Al-Quran Data Repository

This repository contains all data that is related with Al-Quran, from the text, translation, explanation (tafseer), metadata and font. It's collected from several sources and stored as JSON (except for font, obviously) to make it easy to use in various programming language.

Metadata

Metadata is taken from Tanzil. There are several metadatas available:

  • Surah, the chapter of the Quran. There are 114 surahs in the Quran, each divided into ayahs (verses).
  • Juz, the division of Quran into 30 parts.
  • Hizb, the division of Quran where one juz has two hizb. The hizb itself sometimes is separated into four quarters, so in Quran there are 240 hizb quarters.
  • Ruku basically is a paragraph of the Quran. Used to denote a group of thematically related verses in the Quran, so that the reciters could identify when to make ruku in Salah without breaking an ongoing topic in the Quranic text.
  • Page is division of Quran page based on Medina Mushaf.

Text

There are several type of text that available in this database:

  • simple, Quran text in modern Arabic writing style (Imla'ei script) which is commonly used nowadays.
  • simple-plain, like simple but without special demonstration of Ikhfas and Idghams.
  • simple-min, like simple but with a minimal number of diacritics and symbols. Suitable for embedding in other texts.
  • simple-clean, like simple but without any diacritics or symbols. Suitable for searching.
  • uthmani, Quran text in old-fashion script which used in Medina Mushaf.
  • uthmani-min, like uthmani but with a minimal number of diacritics and symbols.
  • indonesia, Quran text that used as a standard for writing Quran in Indonesia.

All simple and uthmani text are taken from Tanzil. The only modification done are removing basmalah from beginning of each surah (except for surah Al-Fatiha) since basmalah is not part of ayah.

Unfortunately, their official download link doesn't provide text with pause marks even if you set it otherwise. So, to download the complete text with pause marks and sajdah sign, we need to use the unofficial API like this:

curl 'http://tanzil.net/tanzil/php/get-aya.php' \
	-H 'Referer: http://tanzil.net/' \
	--data-raw 'type=$TYPE&startAya=0&endAya=6236&version=1.5'

To use the above command, replace the $TYPE into one of the simple or Uthmani variant.

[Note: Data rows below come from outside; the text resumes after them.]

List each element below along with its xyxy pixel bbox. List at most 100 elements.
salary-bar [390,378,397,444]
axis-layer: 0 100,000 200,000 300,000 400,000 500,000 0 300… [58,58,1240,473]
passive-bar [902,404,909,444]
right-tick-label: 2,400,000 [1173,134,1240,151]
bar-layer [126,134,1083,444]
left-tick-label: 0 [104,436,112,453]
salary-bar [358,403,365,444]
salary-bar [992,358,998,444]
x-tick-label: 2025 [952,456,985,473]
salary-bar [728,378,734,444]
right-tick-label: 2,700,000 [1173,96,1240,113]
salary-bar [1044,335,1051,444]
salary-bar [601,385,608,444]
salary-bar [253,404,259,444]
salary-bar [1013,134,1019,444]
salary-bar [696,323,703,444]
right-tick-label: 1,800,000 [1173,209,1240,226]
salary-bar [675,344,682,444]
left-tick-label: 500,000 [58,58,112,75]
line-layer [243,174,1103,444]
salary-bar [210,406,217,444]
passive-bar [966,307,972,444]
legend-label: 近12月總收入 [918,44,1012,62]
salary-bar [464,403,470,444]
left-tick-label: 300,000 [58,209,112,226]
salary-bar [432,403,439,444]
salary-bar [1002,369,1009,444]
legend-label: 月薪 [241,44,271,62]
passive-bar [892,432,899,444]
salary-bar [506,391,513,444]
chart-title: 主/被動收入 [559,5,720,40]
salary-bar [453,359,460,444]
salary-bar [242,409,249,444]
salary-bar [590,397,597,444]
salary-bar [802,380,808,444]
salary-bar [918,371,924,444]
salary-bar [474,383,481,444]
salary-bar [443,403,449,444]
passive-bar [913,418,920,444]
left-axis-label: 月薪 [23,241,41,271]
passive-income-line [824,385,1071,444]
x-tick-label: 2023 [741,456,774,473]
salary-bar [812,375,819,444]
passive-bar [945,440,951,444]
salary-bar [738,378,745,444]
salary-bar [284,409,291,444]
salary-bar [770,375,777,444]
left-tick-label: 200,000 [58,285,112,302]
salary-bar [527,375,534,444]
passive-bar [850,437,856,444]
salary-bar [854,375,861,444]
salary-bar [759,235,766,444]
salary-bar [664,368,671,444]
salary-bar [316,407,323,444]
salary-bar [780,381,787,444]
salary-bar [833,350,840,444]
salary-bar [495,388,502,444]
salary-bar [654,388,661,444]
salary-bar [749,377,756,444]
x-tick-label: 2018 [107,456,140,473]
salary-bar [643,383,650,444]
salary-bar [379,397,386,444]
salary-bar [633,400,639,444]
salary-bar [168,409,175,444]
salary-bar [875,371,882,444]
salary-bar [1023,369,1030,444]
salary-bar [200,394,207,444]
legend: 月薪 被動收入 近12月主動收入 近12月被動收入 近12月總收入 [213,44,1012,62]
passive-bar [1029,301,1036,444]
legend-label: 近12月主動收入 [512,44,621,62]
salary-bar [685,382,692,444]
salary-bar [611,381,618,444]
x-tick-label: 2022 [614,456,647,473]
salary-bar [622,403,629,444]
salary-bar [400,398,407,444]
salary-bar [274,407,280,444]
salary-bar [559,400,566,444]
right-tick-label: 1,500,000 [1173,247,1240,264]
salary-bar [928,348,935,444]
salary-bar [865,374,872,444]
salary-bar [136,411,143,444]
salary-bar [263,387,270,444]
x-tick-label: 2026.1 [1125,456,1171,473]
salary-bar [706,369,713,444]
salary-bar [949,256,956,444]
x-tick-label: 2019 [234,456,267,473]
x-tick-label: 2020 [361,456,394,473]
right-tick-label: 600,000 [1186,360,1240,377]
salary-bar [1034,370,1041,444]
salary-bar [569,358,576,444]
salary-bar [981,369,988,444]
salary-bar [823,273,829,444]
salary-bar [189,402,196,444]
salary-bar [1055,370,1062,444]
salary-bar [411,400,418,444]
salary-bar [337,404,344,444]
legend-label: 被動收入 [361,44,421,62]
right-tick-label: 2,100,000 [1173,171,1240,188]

For indonesia text, it's taken from Quran Kemenag plugin for Microsoft Word which available in its official site. If you want to extract the database by yourself, you can use install the plugin then access the SQLite database in the installation location. If you are not using Windows, you can extract the SQLite database by using innoextract on the plugin installer.

Translation

There are 152 translations which taken from several sources, mainly Tanzil and QuranEnc. Besides those two sources, there is also translation that taken from King Fahd Quran Complex which used for one of the Indonesian translation.

For the ones that taken from Tanzil, there are zero modification from the original sources except changing format from CSV into JSON. For the ones that taken from QuranEnc, there some modifications to make sure all footnotes have consistent numbering format, because currently they use several variations which differs between each translation.

There are several translations from Tanzil and QuranEnc that incomplete, but still included in this repository because they are still useful and could be corrected later. From Tanzil, these are the incomplete translations:

  • sq-mehdiu by Feti Mehdiu (Albanian), missing translation for Al-Anbiya (21):56 and Al-Mursilat (77):14
  • cs-hrbek by Preklad I. Hrbek (Czech), missing Ar-Rum (30):18, Al-Waqi'a (56):2 and Al-Waqi'a (56):13
  • ku-asan by Burhan Muhammad-Amin (Kurdish), missing Al-Kautsar (108):3

From QuranEnc, Kinyarwanda translation (rw-assoc) is incomplete because it's missing translation for:

  • Fussilat (41):27
  • Ash-Shura (42):18
  • Az-Zukhruf (43):14
  • Az-Zukhruf (43):68
  • Al-Fath (48):2
  • Adh-Dhariyat (51):6
  • Ar-Rahman (55):14

Word by Word

Word by word data is taken from Quran WBW. There are 77,429 words translated into nine languages:

  • Bengali
  • English
  • German
  • Hindi
  • Indonesian
  • Ingush
  • Russian
  • Turkish
  • Urdu

From those nine, the translations for Ingush, Russian and Turkish are still incomplete and it seems there are wrongly translated words due to incorrect positioning, so use it with care.